Transcranial alternating current stimulation (tACS) is a non-invasive technology for modulating brain activity, with great potential for improving motor and cognitive functions. However, the large-amplitude artifacts induced by tACS on simultaneously recorded electroencephalographic (EEG) signals have posed a major challenge for investigating tACS effects on the brain and realizing its full potential. Thus, the objective of this study was to develop a method for improved denoising of tACS-EEG signals.

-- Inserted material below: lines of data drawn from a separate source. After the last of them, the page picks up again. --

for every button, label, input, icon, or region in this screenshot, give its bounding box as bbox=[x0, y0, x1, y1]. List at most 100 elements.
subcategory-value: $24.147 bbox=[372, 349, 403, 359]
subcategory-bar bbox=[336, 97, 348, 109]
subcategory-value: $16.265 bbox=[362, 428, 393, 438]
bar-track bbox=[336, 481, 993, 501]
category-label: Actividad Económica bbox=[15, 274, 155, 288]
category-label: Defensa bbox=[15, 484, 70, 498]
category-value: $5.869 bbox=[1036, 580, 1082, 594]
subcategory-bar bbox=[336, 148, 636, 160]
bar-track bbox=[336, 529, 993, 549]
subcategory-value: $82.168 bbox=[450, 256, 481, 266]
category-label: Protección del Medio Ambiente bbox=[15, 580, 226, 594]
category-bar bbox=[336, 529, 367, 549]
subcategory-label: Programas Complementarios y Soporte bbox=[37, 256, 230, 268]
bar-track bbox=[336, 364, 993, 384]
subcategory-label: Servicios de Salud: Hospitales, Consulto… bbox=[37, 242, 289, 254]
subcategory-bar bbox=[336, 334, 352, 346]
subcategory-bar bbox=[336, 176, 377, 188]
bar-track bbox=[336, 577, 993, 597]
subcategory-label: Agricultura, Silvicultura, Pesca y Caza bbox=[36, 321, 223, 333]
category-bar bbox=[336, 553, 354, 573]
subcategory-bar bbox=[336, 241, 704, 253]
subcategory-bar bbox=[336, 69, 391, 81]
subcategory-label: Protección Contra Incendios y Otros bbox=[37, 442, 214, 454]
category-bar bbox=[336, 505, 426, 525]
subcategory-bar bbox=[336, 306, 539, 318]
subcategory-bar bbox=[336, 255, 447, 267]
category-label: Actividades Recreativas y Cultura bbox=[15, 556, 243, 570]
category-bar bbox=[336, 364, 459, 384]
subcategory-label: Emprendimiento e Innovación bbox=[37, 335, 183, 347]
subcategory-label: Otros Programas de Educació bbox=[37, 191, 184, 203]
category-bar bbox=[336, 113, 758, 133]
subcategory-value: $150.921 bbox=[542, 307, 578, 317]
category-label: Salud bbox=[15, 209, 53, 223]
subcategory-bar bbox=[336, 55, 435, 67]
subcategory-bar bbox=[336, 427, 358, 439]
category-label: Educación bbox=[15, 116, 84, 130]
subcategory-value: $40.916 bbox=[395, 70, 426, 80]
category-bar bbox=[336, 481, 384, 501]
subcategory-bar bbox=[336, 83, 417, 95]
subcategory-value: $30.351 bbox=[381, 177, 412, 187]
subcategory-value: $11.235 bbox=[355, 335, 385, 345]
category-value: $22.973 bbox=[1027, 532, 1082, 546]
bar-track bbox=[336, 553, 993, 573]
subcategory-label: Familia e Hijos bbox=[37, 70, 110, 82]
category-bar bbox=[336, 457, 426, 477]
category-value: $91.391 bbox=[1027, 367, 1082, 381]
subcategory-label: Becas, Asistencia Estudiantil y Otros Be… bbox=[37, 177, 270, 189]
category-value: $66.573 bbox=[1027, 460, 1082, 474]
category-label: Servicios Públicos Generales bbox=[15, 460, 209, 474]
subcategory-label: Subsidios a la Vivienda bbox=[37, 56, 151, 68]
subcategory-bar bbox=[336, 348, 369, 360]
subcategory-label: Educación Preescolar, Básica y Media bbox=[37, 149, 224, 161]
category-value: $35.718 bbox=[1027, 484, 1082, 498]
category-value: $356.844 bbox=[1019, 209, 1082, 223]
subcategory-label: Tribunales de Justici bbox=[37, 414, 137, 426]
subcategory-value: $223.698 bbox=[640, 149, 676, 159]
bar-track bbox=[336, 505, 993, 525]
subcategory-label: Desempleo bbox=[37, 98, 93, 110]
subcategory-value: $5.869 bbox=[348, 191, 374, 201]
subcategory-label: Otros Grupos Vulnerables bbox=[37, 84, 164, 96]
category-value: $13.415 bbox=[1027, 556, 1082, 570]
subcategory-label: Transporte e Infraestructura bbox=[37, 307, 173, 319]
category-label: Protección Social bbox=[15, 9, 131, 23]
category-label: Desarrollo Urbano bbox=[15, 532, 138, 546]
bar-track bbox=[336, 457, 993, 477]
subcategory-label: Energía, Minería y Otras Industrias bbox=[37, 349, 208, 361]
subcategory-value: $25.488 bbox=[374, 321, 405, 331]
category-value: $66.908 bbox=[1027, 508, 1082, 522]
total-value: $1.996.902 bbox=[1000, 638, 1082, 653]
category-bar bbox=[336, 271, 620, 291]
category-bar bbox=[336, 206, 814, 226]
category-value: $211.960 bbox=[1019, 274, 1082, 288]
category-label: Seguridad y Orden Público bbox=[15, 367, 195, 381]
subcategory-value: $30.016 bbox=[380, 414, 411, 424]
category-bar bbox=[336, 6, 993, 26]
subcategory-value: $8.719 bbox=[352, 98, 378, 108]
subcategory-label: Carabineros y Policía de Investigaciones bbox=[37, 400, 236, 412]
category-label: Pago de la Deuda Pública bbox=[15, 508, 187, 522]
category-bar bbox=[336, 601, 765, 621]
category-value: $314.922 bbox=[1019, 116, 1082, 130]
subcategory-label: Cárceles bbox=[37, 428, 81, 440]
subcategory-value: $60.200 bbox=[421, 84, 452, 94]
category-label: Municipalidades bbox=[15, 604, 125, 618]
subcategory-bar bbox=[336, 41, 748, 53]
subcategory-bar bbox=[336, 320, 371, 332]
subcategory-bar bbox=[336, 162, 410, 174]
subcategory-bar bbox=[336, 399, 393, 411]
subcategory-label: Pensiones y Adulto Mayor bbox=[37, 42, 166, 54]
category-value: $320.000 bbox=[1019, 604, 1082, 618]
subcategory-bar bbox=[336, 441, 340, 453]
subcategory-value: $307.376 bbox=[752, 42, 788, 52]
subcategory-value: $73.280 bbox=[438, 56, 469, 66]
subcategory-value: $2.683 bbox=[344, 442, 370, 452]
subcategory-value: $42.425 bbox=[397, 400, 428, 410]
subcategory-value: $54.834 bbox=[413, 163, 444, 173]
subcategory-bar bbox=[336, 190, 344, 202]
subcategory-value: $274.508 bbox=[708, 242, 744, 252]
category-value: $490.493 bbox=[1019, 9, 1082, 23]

To do so, we combined blind source separation (BSS) and the empirical wavelet transform (EWT). Specifically, we tested 4 BSS algorithms: principal component analysis (PCA), canonical correlation analysis (CCA), multiset CCA (MCCA) as well as independent vector analysis (IVA). We examined the performance of these BSS methods both applied individually and combined with EWT. We also used a scalp impedance model to assess the performance with a known ground truth with more realistic tACS noise. A hierarchical clustering scheme was incorporated to achieve the automatic removal of artifacts. Performance was evaluated in terms of denoising both realistic simulated and experimental tACS-EEG data.
EWT combined with BSS yielded considerably improved performance compared to BSS alone for both the simulated and experimental data. Overall, IVA combined with EWT yielded the best performance. The proposed noise reduction method yielded very promising results for quantifying the effects of tACS on simultaneously recorded EEG signals. Therefore, our methodology can contribute to a better understanding of the ongoing effects of tACS on brain activity and the underlying mechanisms. It can also help extract reliable biomarkers that can be integrated into closed loop tACS neurofeedback approaches aiming to improve brain function by modulating the underlying neural activity in clinical populations such as stroke and Parkinson’s patients.